Di balik keseruannya, permainan tradisional ini juga memiliki filosofi dan erat kaitannya dengan sejarah Bangsa Indonesia di zaman penjajahan, yang secara umum merujuk pada perjuangan meraih kemerdekaan dan persatuan kesatuan bangsa.

Berikut adalah ragam permainan tradisional yang memiliki filosofi semangat perjuangan kemerdekaan Republik Indonesia.

 

Balap Karung

Sejarah permainan Balap Karung tak lepas dari zaman penjajahan Belanda di Indonesia. Seperti diketahui, saat zaman penjajahan Belanda, banyak yang diwariskan oleh para penjajah kepada bangsa Indonesia.

Salah satu ‘warisan’ tersebut adalah lomba balap karung. Pada zaman penjajahan di sekolah-sekolah yang didirikan misionaris Belanda, diadakan lomba balap karung pada perayaan hari ulang tahun kerajaan Belanda. Setelah itu, lomba balap karung menjadi popular hingga ke kampung-kampung.

Terlebih lagi, karung bisa didapatkan dengan mudah di Indonesia. Saat Belanda sudah pergi dari Indonesia, tradisi lomba balap karung tersebut tetap berlanjut. Bedanya, lomba balap karung digelar saat HUT Republik Indonesia, bukan HUT negeri Belanda.

Lomba ini cukup sederhana, dimana peserta diwajibkan memasukkan bagian bawah badannya ke dalam karung lalu mereka harus melompat-lompat untuk mencapai garis finish.

Makna filosofi yang terkandung dalam lomba balap karung sangat dalam, khususnya untuk mengingat kembali masa-masa kelam saat penjajahan Jepang. Rakyat Indonesia pada masa itu harus menjalani kerja paksa atau Romusha dan terpaksa harus menggunakan karung goni sebagai pakaiannya, karena pemerintah Jepang dengan sengaja menghambat proses distribusi bahan pakaian. Karung yang biasa digunakan untuk membungkus beras dan gula tersebut sangat tidak nyaman dipakai karena penuh kutu, hingga menimbulkan berbagai macam penyakit kulit seperti koreng dan gatal-gatal.

Oleh karena itu, lomba balap karung yang dilakukan dengan menginjak dan melompat-lompat di atas karung menjadi simbol rasa kekesalan masyarakat Indonesia akan masa kelam dahulu dan tidak mau mengalami hal serupa seperti itu lagi.

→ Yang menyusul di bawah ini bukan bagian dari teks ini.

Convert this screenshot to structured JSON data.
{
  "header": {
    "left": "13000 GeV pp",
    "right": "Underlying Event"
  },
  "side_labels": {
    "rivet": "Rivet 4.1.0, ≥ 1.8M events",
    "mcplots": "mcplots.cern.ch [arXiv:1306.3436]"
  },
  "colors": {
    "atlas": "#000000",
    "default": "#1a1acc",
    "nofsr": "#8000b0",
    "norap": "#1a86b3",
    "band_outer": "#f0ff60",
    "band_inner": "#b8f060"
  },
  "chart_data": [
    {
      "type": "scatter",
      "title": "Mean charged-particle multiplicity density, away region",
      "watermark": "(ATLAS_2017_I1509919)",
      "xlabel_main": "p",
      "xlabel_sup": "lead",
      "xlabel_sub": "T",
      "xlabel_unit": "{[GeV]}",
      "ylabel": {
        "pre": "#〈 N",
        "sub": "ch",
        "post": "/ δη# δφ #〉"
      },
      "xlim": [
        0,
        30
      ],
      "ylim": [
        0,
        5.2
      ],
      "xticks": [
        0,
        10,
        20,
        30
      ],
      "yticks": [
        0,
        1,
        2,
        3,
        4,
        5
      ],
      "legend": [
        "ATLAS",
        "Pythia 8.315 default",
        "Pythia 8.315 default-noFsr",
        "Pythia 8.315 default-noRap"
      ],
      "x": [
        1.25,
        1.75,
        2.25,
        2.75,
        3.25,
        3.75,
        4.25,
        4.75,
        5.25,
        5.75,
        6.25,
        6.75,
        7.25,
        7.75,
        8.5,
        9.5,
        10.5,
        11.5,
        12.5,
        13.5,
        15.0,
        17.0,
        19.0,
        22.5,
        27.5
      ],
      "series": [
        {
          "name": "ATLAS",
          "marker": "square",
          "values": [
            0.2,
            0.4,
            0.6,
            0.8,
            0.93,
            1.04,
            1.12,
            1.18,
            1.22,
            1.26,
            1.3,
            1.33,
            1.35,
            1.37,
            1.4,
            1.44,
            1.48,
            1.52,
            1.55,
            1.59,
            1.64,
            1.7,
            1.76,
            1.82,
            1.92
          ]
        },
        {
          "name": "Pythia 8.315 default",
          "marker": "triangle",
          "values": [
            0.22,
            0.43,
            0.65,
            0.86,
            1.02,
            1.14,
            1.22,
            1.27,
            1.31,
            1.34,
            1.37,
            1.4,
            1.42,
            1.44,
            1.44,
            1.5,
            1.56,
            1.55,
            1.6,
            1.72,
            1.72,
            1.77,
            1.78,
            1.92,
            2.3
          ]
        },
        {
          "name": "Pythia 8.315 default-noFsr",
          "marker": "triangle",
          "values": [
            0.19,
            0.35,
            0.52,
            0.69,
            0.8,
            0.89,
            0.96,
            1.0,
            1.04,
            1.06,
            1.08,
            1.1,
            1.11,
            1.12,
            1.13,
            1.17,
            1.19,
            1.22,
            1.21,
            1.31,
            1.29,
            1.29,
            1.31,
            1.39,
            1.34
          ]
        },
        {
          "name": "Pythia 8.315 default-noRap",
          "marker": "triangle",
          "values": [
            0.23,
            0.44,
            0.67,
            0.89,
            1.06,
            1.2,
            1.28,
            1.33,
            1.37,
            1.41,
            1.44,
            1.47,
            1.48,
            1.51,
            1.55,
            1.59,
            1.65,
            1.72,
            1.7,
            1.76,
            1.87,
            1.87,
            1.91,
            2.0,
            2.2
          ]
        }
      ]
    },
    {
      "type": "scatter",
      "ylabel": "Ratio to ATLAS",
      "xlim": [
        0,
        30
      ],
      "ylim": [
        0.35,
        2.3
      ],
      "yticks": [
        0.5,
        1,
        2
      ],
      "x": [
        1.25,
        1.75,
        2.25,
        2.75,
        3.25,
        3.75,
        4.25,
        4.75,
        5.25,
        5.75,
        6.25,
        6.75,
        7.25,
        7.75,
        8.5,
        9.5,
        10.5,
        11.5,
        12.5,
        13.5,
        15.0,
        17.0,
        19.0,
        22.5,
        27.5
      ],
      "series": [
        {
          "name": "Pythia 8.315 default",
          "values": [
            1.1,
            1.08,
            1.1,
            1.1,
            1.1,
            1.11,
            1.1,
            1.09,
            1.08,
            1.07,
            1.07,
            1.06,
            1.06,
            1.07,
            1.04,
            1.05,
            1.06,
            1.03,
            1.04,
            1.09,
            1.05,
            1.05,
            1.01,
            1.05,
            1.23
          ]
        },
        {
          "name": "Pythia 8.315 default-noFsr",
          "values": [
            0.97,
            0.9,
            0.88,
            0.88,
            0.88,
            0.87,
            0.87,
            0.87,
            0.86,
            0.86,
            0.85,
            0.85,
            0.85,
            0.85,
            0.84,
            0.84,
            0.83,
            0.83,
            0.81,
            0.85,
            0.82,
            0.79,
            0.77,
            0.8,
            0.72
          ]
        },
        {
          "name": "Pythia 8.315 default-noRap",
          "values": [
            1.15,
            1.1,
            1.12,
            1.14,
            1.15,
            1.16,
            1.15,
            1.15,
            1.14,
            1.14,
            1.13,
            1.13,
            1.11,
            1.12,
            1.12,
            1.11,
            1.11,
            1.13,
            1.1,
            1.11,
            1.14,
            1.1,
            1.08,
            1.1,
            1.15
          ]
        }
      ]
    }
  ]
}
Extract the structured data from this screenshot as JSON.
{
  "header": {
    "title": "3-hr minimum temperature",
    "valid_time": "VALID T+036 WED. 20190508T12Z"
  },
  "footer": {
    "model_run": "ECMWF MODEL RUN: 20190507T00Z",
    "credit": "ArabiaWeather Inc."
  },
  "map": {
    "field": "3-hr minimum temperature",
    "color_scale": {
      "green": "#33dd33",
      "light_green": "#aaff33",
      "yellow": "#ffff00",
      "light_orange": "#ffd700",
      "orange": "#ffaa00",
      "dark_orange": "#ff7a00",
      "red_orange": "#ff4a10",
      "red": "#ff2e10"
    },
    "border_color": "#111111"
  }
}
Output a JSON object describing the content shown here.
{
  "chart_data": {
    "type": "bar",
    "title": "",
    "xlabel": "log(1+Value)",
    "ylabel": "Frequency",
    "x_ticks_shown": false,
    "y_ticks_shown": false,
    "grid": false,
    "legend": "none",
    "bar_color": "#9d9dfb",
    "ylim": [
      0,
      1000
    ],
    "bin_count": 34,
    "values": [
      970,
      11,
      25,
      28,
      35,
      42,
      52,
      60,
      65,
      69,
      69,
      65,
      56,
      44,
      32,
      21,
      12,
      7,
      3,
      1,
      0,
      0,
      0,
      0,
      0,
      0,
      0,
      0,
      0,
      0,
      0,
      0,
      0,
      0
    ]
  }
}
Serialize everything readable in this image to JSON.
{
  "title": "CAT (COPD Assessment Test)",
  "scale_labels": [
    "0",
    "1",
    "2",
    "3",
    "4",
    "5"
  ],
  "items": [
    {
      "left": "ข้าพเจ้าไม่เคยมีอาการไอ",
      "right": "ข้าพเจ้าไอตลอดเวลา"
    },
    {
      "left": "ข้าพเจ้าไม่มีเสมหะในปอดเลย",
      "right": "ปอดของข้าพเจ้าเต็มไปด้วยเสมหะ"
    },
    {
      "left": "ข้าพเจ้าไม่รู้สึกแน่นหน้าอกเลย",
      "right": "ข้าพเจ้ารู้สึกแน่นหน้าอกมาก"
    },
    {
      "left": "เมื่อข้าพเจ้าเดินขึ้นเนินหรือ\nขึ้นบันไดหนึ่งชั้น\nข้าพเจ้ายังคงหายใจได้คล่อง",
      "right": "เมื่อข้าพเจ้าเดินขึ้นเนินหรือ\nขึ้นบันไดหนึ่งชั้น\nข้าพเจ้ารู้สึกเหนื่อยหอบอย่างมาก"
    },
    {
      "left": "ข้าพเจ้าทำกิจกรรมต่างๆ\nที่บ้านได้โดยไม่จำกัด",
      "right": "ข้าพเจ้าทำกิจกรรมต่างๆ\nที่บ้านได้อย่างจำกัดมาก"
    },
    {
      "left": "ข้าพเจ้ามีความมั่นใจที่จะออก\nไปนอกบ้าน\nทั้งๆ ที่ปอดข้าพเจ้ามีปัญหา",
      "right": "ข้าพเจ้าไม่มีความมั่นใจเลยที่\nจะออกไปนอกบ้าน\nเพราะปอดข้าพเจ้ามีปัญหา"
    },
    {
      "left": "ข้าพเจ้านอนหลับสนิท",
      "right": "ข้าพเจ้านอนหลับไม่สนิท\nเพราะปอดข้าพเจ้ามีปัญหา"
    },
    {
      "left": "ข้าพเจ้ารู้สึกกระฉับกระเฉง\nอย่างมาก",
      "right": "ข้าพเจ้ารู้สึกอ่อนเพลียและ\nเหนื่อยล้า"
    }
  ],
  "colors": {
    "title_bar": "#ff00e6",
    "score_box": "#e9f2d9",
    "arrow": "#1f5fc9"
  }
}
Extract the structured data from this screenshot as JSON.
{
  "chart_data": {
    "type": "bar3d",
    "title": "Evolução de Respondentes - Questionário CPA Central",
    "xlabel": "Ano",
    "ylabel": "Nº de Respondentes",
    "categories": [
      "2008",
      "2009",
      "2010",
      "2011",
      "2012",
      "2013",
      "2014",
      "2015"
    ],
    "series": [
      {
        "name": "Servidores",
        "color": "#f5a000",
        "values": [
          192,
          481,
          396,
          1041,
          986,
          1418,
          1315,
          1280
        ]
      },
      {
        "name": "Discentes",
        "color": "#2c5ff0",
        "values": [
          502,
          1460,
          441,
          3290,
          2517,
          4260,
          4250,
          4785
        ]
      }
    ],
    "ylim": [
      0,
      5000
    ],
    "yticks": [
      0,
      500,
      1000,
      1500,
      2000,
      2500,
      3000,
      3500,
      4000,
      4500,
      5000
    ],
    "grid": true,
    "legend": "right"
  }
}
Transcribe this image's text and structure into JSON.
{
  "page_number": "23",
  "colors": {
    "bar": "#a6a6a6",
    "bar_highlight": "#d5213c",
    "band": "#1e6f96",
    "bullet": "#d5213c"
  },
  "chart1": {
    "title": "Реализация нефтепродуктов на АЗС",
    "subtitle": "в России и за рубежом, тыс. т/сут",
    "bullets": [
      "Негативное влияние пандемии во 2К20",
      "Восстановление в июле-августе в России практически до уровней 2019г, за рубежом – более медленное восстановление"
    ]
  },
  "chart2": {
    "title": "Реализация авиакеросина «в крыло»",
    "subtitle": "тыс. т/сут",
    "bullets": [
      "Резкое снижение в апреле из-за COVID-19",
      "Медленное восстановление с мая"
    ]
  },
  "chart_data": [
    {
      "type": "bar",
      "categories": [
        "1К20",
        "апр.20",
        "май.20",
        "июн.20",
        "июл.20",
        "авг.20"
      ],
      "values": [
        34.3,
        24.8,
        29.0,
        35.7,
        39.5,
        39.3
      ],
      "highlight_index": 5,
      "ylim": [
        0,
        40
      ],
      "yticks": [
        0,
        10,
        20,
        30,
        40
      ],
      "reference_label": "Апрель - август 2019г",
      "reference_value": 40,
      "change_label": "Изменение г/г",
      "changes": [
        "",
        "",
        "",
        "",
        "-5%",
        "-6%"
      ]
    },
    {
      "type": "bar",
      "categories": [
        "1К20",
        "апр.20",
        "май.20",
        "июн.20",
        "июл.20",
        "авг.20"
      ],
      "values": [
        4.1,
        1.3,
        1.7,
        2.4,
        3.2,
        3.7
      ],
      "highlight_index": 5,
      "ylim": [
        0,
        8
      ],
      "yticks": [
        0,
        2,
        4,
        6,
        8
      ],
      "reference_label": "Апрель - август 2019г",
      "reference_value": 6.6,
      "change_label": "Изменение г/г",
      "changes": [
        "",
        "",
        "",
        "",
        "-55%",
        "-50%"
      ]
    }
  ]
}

Selain itu, masih ada makna lain yang terkandung dalam lomba balap karung, yakni pantang menyerah dalam memperjuangkan kemerdekaan. Dalam permainan ini, sebagian tubuh peserta harus masuk ke dalam karung, kemudian berusaha meloncat-loncat untuk bisa sampai di garis finish. Hal ini juga diibaratkan seperti kebebasan rakyat yang terpasung oleh penjajah untuk menggapai kemerdekaan.

Tak jarang, dalam lomba balap karung ini peserta seringkali terjatuh hingga terguling-guling. Makna dari jatuh saat berlari, kemudian bangkit lagi hingga akhirnya sukses mencapai garis finish, merupakan sebuah gambaran akan semangat pantang menyerah masyarakat Indonesia jaman dahulu yang telah berhasil memerdekakan Indonesia.

 

Tarik Tambang

Tarik tambang menjadi salah satu permainan tradisional yang tetap popular hingga kini. Tarik tambang hampir selalu menghiasi perlombaan yang ada saat perayaan HUT RI di seluruh wilayah Tanah Air.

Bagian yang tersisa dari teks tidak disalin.